In our project, we have a gRPC healthcheck configured for a Google Compute Engine instance group. The configuration is similar to as follows:
# ...
resource "google_compute_health_check" "instances_health_check" {
name = "instances-health-check"
timeout_sec = 5
check_interval_sec = 10
grpc_health_check {
port = "8087"
}
}
# Generates instance group for each GCP zone in `local.zone_to_region`.
resource "google_compute_instance_group_manager" "instances" {
for_each = local.zone_to_region
base_instance_name = "instance-${each.key}"

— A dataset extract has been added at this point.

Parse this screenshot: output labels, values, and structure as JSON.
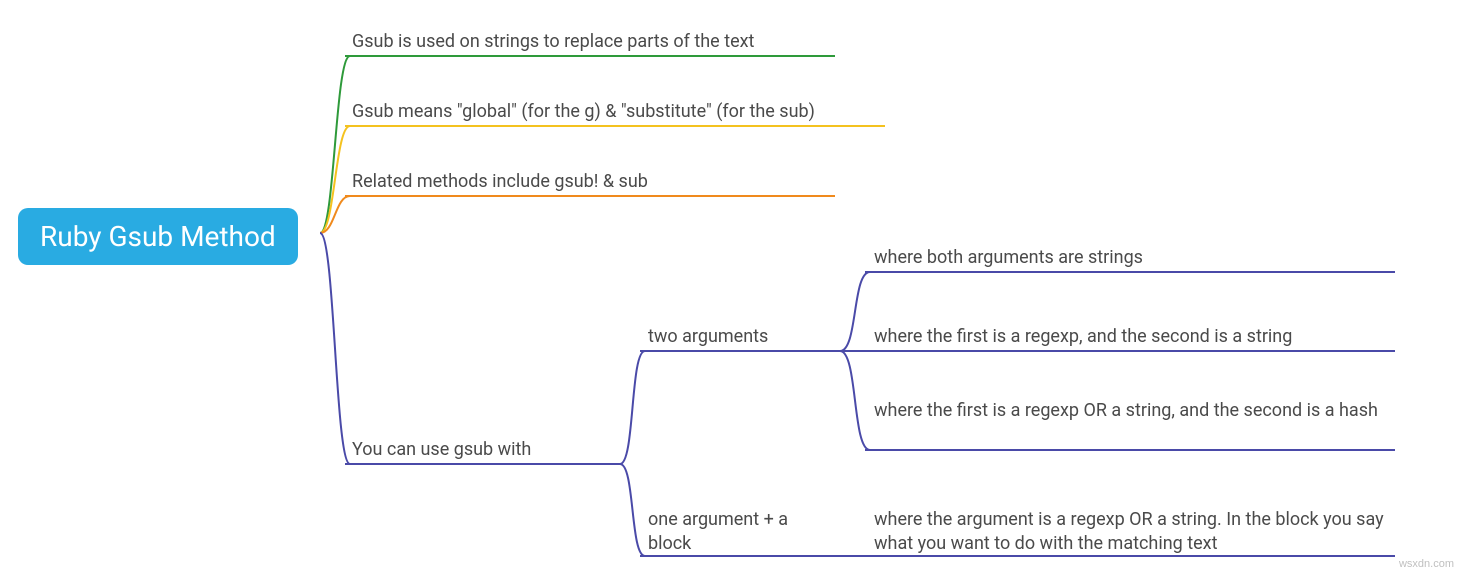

name = "group-${each.key}"
target_pools = []
target_size = 0
wait_for_instances = false
zone = each.key
version {
instance_template = module.instance_templates[each.value[0]].template.self_link
}
auto_healing_policies {
health_check = google_compute_health_check.processor_health_check.id
initial_delay_sec = 600
}
}
# ...
When a new instance is spun up, it receives its first healthcheck request in 1-2 minutes after start, which is not enough for our app to become operational. The configured initial_delay_sec
seems to be ignored.
This leads to multiple undesirable warnings emitted to our logs. The warnings have this format:
{
"@type":"type.googleapis.com/compute.InstanceGroupManagerEvent",
"instanceHealthStateChange":{
detailedHealthState: "UNHEALTHY",
// ...
previousDetailedHealthState: "UNKNOWN"
}
}
Any way around this?
The initial_delay
parameter is a configuration of MIG (Instance Group Manager) autohealing, and not the healthcheck itself.
The way it works is that
initial_delay
parameter comes into play: unhealthy results will be ignored for this period. After that if the VM is still unhealthy, it will be repaired (i.e. recreated).